To build the event sourced stream of the data from DynamoDB, we connected an event source mapping from DynamoDB Streams to our “producer” Lambda. The producer’s job is to translate changes made to rows in DynamoDB to ProtoBuf messages and then publish them onto a Kinesis stream. Next, we hooked up another event source mapping from Kinesis to an “ingest” Lambda (this helped us dogfood our Kinesis event sourced stream). Ingest’s job is to populate our Elastic Search index. Our initial implementation allows us to fuzzy match the names of crops and products via trigram analysis. This index yields similar and comparable (though not identical) results to the trigram index we had used in RDS. However, unlike our RDS implementation, under load, we were able to exceed our desired response times.
The punchline, we CRUSHED it. We averaged under 200ms avg response time across all endpoints with 600 requests per second for our crops service. On the inputs catalog for our get by ID endpoints, which go direct to DynamoDB, our responses are under 100ms. For fuzzy matches, we average about 2,400ms under a load of 300 requests per second.
Success
While the biggest goal of the rewrite was to meet the scaling demands, the ginormous auxiliary win was cost savings. We went from requiring two expensive RDS databases to several inexpensive DynamoDB tables (using pay per requests) and one shared Elastic Search Service for both catalogs. This architecture was “more” infrastructure in terms of individual pieces deployed, but it was right-sized and single-purposed; therefore, it saved us BIG money. All-in-all, it was 60% cheaper than our original approach.
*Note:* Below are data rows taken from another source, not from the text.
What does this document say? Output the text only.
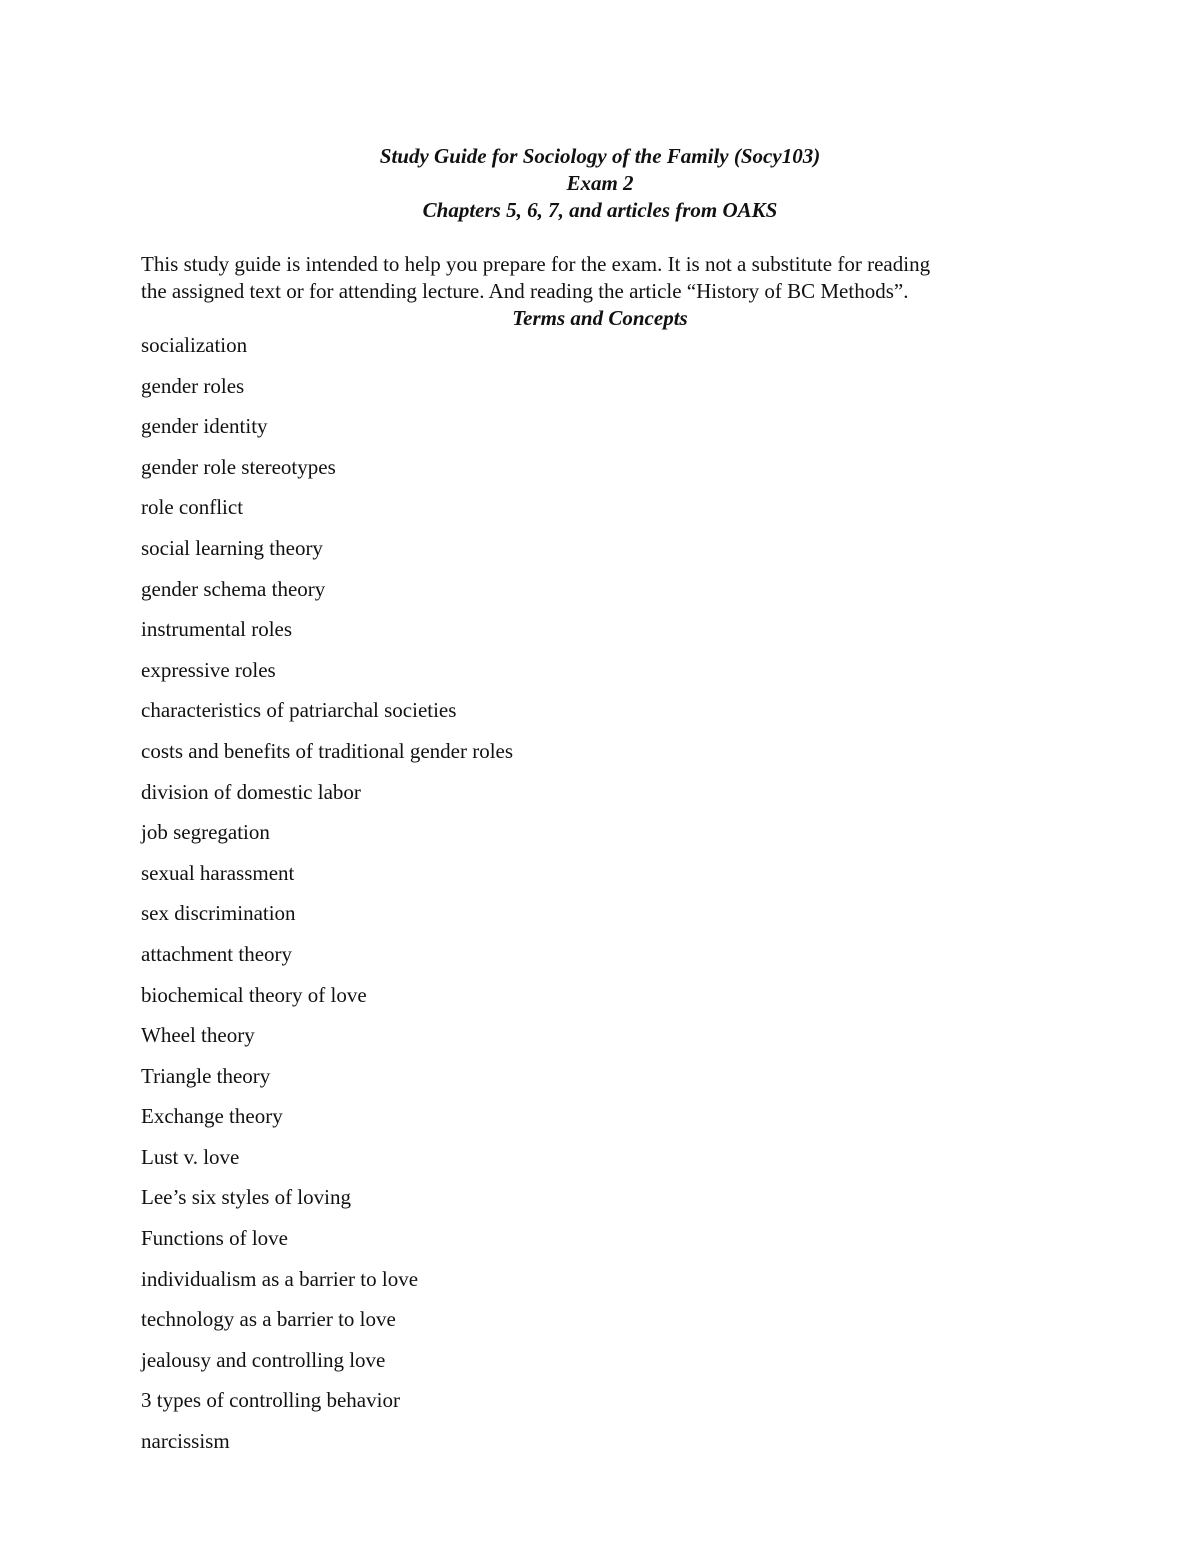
Study Guide for Sociology of the Family (Socy103)
Exam 2
Chapters 5, 6, 7, and articles from OAKS

This study guide is intended to help you prepare for the exam. It is not a substitute for reading

the assigned text or for attending lecture. And reading the article “History of BC Methods”.

Terms and Concepts
socialization
gender roles
gender identity
gender role stereotypes
role conflict
social learning theory
gender schema theory
instrumental roles
expressive roles
characteristics of patriarchal societies
costs and benefits of traditional gender roles
division of domestic labor
job segregation
sexual harassment
sex discrimination
attachment theory
biochemical theory of love
Wheel theory
Triangle theory
Exchange theory
Lust v. love
Lee’s six styles of loving
Functions of love
individualism as a barrier to love
technology as a barrier to love
jealousy and controlling love
3 types of controlling behavior
narcissism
In conclusion, we believe that using serverless technologies and AWS hosted solutions provided us with a superior advantage over self-hosted K8s and Postgres’ trigram indices for our catalog services. Out of the box, Elasticsearch Service offered us scalable, robust, and accurate text searching capabilities for our catalog services. We know that in the future, as the need arises and we launch more products on our platform, we could extend Elasticsearch with features such as language analysis and typeahead completion to make our catalog services even more powerful and useful. Finally, the most significant learning was the knowledge (and proof) that Lambda-hosted APIs, with limited exceptions, should become the new standard and target for our platform services.